The music industry has always been about selling music in the most marketable form possible given the prevailing technology. It started way back in the days of the industrial revolution and the advent of mass-produced instruments and sheet music. It soon became possible to sell recorded music by means of wax cylinders. As technology advanced, the wax cylinders gave way to other physical consumables – wax discs, then vinyl disks, and then eventually tape and CDs. The supply chain that got the consumables to the end user was a great money-spinner. Sure, the paradigm was threatened from time to time. Unauthorised duplications of physical deliverables prompted the occasional indignant protest, but the major-label record company behemoths were never in serious danger of being toppled by the trifling irritation of home taping. Until music went digital.
When music went digital it marked a watershed in the history of how people listen to music. Consumers started exploiting new ways to get their favourite sounds. The established supply chain became redundant. CD sales plummeted, pushing independent music stores to the brink of extinction, while there was a concomitant increase in legal online purchases of music and illegal file-sharing. The indignation of the music industry turned into apoplexy. “The entire music ecosystem is distorted by illegal downloading,” sputtered David Joseph, Chairman and CEO of Universal Music UK and Chairman of the BRIT Awards. Music chiefs, like Geoff Taylor, chief executive of BPI, declared war on internet pirates who cost the music industry an estimated 200 million pounds a year.
Alarmed by the perceived threat to their royalties, some musicians, songwriters and composers have also condemned the music pirates.
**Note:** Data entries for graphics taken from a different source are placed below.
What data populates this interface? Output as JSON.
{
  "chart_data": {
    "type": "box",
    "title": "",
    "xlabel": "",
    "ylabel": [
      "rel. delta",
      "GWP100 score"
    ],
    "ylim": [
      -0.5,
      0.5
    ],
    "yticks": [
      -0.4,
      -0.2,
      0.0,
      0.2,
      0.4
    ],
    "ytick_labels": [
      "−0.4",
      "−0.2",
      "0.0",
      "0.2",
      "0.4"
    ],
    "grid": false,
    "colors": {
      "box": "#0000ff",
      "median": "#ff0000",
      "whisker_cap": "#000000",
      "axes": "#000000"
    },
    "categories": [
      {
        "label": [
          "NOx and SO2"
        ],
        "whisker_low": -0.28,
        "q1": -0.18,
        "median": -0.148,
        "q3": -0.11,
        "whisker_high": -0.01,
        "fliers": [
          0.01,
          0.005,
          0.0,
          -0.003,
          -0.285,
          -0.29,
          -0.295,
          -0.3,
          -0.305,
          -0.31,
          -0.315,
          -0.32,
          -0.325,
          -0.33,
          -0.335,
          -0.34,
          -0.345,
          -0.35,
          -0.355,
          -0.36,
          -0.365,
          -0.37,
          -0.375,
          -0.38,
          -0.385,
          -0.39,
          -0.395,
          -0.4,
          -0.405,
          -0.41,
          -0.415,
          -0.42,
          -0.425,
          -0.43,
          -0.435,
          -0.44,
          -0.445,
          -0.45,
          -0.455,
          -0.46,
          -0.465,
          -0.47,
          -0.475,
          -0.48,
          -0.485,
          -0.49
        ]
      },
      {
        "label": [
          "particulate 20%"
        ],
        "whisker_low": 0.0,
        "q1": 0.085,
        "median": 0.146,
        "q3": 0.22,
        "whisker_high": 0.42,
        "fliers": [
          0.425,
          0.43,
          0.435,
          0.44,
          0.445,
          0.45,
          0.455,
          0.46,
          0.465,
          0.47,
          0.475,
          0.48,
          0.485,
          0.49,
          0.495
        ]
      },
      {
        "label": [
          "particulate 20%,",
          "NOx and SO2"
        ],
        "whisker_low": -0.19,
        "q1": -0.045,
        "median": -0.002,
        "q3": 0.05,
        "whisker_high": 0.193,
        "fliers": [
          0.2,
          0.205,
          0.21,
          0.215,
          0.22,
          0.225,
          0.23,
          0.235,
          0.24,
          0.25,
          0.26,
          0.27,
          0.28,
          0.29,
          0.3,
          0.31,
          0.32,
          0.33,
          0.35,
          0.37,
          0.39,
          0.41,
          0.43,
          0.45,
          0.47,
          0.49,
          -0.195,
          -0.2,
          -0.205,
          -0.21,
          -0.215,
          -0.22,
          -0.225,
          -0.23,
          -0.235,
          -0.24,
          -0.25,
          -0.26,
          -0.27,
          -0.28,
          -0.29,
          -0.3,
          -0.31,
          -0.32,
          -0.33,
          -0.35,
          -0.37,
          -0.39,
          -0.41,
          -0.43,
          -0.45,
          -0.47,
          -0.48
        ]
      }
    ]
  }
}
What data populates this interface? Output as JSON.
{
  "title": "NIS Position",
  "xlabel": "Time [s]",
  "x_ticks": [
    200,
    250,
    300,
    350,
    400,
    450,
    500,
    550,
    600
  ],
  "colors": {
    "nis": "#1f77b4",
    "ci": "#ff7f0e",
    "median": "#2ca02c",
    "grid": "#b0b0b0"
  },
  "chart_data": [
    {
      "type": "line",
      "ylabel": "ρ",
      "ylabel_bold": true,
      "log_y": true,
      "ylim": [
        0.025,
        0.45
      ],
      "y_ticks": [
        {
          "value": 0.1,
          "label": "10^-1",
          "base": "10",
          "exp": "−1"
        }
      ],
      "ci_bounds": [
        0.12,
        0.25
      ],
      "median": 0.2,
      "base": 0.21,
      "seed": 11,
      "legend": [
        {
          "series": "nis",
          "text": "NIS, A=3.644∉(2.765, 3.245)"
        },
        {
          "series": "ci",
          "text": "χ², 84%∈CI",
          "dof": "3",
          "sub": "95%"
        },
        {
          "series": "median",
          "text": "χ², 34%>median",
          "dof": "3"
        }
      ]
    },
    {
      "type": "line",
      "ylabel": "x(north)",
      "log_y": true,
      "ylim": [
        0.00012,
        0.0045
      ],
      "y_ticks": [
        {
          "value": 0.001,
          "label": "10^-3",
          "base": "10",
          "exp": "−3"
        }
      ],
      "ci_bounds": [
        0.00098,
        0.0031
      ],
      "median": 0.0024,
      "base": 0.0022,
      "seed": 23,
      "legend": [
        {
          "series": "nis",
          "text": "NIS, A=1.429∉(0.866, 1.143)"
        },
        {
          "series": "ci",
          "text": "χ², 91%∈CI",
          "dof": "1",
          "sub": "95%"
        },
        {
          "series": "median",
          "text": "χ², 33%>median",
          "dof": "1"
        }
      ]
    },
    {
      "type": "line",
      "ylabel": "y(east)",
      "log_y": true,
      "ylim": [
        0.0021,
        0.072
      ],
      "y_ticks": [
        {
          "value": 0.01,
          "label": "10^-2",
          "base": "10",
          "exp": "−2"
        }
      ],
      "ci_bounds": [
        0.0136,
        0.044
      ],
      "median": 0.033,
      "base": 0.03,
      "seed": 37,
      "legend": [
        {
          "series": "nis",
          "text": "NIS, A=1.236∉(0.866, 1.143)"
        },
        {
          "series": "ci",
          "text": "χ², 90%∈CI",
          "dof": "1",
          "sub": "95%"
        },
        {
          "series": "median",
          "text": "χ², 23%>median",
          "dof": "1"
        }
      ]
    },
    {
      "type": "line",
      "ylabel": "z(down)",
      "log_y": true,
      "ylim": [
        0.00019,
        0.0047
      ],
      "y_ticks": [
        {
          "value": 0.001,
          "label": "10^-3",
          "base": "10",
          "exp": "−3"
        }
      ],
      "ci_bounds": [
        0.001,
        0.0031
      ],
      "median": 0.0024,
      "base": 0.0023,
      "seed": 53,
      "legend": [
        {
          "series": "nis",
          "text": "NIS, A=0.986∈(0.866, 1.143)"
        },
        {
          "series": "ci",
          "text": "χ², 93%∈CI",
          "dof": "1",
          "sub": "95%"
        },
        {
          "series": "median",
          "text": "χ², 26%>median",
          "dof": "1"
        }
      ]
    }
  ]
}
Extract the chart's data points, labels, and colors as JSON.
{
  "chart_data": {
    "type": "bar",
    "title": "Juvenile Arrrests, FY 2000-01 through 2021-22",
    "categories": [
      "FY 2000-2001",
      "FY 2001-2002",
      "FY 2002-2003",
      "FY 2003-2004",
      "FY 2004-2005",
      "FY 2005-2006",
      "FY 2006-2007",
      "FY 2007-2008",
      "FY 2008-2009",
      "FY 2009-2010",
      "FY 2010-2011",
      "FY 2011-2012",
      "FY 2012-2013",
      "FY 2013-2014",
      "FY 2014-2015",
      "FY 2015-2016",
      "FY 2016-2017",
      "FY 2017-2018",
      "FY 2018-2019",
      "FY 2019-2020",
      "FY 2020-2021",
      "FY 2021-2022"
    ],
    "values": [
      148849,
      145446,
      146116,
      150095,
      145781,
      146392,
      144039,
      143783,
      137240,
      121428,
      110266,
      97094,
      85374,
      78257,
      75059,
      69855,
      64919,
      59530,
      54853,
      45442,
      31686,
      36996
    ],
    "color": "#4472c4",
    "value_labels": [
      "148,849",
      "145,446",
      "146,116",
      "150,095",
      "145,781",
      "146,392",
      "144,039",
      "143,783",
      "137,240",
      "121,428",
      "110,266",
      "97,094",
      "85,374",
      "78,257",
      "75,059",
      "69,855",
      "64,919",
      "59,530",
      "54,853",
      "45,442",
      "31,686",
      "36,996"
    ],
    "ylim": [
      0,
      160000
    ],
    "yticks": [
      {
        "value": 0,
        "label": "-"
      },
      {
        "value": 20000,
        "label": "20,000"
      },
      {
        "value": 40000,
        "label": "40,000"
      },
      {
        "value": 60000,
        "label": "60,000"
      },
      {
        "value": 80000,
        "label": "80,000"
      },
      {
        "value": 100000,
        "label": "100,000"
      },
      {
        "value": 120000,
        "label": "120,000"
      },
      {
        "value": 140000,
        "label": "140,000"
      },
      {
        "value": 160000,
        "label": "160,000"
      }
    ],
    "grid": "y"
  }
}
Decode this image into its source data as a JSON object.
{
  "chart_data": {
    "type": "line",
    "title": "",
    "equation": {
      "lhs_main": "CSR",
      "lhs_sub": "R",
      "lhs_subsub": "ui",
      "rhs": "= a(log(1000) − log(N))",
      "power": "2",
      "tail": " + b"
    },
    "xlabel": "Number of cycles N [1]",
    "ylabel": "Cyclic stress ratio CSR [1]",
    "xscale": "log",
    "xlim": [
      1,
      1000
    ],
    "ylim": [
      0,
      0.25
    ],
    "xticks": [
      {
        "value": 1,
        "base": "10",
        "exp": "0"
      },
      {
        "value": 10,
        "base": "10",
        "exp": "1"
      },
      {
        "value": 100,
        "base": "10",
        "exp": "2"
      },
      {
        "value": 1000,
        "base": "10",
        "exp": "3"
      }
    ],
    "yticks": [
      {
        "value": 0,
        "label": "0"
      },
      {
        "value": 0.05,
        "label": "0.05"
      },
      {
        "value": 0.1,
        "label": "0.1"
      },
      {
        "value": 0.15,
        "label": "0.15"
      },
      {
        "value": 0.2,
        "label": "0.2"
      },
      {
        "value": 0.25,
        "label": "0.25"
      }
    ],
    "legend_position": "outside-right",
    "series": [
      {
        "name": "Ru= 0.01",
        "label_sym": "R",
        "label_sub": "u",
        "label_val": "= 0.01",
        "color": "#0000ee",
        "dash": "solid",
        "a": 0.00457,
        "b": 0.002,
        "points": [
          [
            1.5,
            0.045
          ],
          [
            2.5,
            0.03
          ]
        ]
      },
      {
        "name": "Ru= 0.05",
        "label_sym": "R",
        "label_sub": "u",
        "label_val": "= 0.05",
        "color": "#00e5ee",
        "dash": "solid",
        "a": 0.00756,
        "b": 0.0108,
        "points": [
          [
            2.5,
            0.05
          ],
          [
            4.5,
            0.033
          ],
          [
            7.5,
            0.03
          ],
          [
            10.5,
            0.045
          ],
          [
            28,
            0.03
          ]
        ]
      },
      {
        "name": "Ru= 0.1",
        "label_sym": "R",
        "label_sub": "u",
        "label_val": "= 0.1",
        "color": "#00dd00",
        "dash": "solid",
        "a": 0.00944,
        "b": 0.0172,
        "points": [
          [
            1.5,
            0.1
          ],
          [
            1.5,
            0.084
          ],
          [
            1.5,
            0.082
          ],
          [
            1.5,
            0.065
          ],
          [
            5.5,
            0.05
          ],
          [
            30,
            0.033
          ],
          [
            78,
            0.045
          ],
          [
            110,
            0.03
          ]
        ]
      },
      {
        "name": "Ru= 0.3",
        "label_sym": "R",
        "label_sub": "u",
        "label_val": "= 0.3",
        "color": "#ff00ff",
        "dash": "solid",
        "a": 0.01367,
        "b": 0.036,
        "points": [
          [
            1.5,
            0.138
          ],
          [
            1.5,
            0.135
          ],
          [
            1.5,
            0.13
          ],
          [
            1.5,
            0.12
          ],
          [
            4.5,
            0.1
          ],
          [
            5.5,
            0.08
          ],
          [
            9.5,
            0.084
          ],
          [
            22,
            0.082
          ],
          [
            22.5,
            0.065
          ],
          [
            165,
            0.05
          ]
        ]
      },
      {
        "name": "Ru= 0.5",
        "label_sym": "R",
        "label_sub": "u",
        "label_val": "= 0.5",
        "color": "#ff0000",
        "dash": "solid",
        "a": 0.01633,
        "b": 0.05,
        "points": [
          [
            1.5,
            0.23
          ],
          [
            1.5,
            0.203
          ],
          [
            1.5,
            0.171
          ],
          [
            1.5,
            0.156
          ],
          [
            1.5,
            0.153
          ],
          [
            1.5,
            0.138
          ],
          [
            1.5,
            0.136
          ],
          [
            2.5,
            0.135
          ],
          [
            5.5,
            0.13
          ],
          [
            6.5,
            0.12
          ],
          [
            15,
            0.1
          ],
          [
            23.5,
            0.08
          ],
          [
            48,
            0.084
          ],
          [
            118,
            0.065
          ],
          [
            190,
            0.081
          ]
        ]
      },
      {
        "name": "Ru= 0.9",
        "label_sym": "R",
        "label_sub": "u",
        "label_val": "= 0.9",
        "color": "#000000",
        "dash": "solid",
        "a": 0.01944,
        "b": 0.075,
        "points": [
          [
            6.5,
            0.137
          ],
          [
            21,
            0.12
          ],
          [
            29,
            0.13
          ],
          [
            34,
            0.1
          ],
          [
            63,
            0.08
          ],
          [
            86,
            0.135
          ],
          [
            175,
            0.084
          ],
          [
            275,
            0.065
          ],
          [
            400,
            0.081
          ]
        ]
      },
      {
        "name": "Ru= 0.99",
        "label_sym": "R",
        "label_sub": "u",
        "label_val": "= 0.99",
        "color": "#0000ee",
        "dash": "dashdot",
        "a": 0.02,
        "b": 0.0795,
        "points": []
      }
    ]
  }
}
UK Music chief executive, Feargal Sharkey said: “Our members cannot continue to innovate and invest in the shadow of an illegal peer-to-peer ecosystem.” Singer Lily Allen has been campaigning for action against online pirates: “File sharing’s not okay for British music,” she writes on her website. “We need to find new ways to help consumers access and buy music legally, but saying file sharing’s fine is not helping anyone – and definitely not helping British music.”
Some musicians are also inclined to have a go at iTunes and Amazon for enabling customers to pick individual tracks from their albums, but the fact is, music fans just want to buy that one track that’s stuck in their heads and don’t want to take a chance on unfamiliar material that the group or artist considers to be related. The single reigned supreme in the late 1950s and early-to-mid 1960s. So haven’t we just come full circle? In the land of the overpriced take-a-chance CD, the downloadable single is king.
Yes, these are muddy waters, and they’re being muddied further by the pirates. Blood is going to be spilled on the decks and I certainly don’t want it to be musicians’ blood. Musicians and composers deserve a fair reward for their talent and labour. Indeed, most of them have worked out they don’t need the record companies any longer and, as the thunder of battle subsides, many are engaged in the process of identifying new revenue streams. The music industry in its current form may be in its death throes, but the harbingers of doom have got it wrong – this is not the day the music itself died. You can no more stop music than you can stop time.